Similarly, Two-Face’s gang, consisting of all the name villains who were around at the time, includes some characters who were absent from Long Halloween and shouldn’t make their debuts until much, much later in Batman’s history, like Clayface II Matt Hagen (1961, in a story featuring Robin), and Man-Bat (1970, in a story set after Batman had worked for years with Robin and Batgirl), Killer Croc (1983, in a story featuring Robin Jason Todd) and The Ventriloquist (1988, after Batman had been through two Robins).Those characters mostly just mill around in backgrounds, getting maybe a line or four between them, but their presence contributes to the weird confusion of a story supposedly set so many years ago, at the start of Batman and Two-Face’s careers. Heck, there’s even a scene set in The Penguin’s club The Iceberg Lounge, in which he makes it sound like he’s the kingpin of Gotham organized crime, a role he wouldn’t take on until the mid-1990’s.
Basically, it’s a Year One book that seems set during Year Nine or Ten, and while it might be tempting to quit worrying about the continuity and enjoy the story on its own terms, that’s fairly impossible given the fact that the book’s raison d’etre—revealing the origin of a long-time comic book character—is to establish continuity, and Sable goes so far as to have characters from Long Halloween wander in and out of the book, and references being made over and over to the events of that book.
I rarely managed to go a few pages without trying to remember what exactly happened in Long Halloween, where I should know this or that character from, and wondering why characters from so “late” in the Batman mega-story were appearing so early.
That, and thinking things like, “Wow, I like the way Tim Sale draws a board full of Holiday suspects better than the way Saiz does.”
There’s not really much new to the story, either.
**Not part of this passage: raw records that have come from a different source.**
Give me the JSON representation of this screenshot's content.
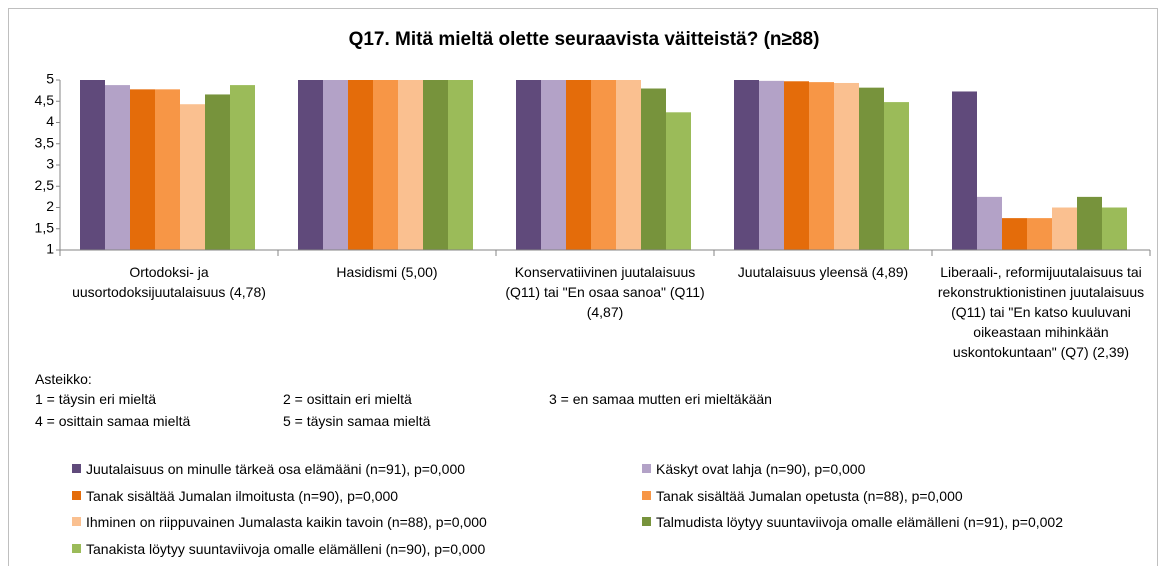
{
  "chart_data": {
    "type": "bar",
    "title": "Q17. Mitä mieltä olette seuraavista väitteistä? (n≥88)",
    "categories": [
      "Ortodoksi- ja uusortodoksijuutalaisuus (4,78)",
      "Hasidismi (5,00)",
      "Konservatiivinen juutalaisuus (Q11) tai \"En osaa sanoa\" (Q11) (4,87)",
      "Juutalaisuus yleensä (4,89)",
      "Liberaali-, reformijuutalaisuus tai rekonstruktionistinen juutalaisuus (Q11) tai \"En katso kuuluvani oikeastaan mihinkään uskontokuntaan\" (Q7) (2,39)"
    ],
    "series": [
      {
        "name": "Juutalaisuus on minulle tärkeä osa elämääni (n=91), p=0,000",
        "color": "#604a7b",
        "values": [
          5,
          5,
          5,
          5,
          4.73
        ]
      },
      {
        "name": "Käskyt ovat lahja (n=90), p=0,000",
        "color": "#b3a2c7",
        "values": [
          4.88,
          5,
          5,
          4.98,
          2.25
        ]
      },
      {
        "name": "Tanak sisältää Jumalan ilmoitusta (n=90), p=0,000",
        "color": "#e46c0a",
        "values": [
          4.78,
          5,
          5,
          4.97,
          1.75
        ]
      },
      {
        "name": "Tanak sisältää Jumalan opetusta (n=88), p=0,000",
        "color": "#f79646",
        "values": [
          4.78,
          5,
          5,
          4.95,
          1.75
        ]
      },
      {
        "name": "Ihminen on riippuvainen Jumalasta kaikin tavoin (n=88), p=0,000",
        "color": "#fac090",
        "values": [
          4.43,
          5,
          5,
          4.93,
          2.0
        ]
      },
      {
        "name": "Talmudista löytyy suuntaviivoja omalle elämälleni (n=91), p=0,002",
        "color": "#77933c",
        "values": [
          4.66,
          5,
          4.8,
          4.82,
          2.25
        ]
      },
      {
        "name": "Tanakista löytyy suuntaviivoja omalle elämälleni (n=90), p=0,000",
        "color": "#9bbb59",
        "values": [
          4.88,
          5,
          4.24,
          4.48,
          2.0
        ]
      }
    ],
    "ylim": [
      1,
      5
    ],
    "yticks": [
      1,
      {
        "value": 1.5,
        "label": "1,5"
      },
      2,
      {
        "value": 2.5,
        "label": "2,5"
      },
      3,
      {
        "value": 3.5,
        "label": "3,5"
      },
      4,
      {
        "value": 4.5,
        "label": "4,5"
      },
      5
    ],
    "grid": false,
    "scale_title": "Asteikko:",
    "scale_notes": [
      "1 = täysin eri mieltä",
      "2 = osittain eri mieltä",
      "3 = en samaa mutten eri mieltäkään",
      "4 = osittain samaa mieltä",
      "5 = täysin samaa mieltä"
    ]
  }
}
What doesn’t seem borrowed and expanded on from Long Halloween seems to be covering the same ground that was covered in the two-part Batman: The Animated Series episode that introduced Two-Face.
My favorite part of the whole story is this one, though, where the SWAT team storms Two-Face’s hideout in the Penguin’s club, guns blazing, shooting-to-kill.Naturally they miss every single one of the villains, but manage to take out Scarecrow’s horse, one of Two-Face’s thugs, someone’s moll and even an innocent bystanding penguin.
A few pages later, there’s a scene of police and paramedics rounding up the badguys, and we see an uninjured Joker and Riddler, a wounded Ventriloquist and Scarface and that poor penguin, floating face down in its pool. Crime doesn't pay, you filthy bird!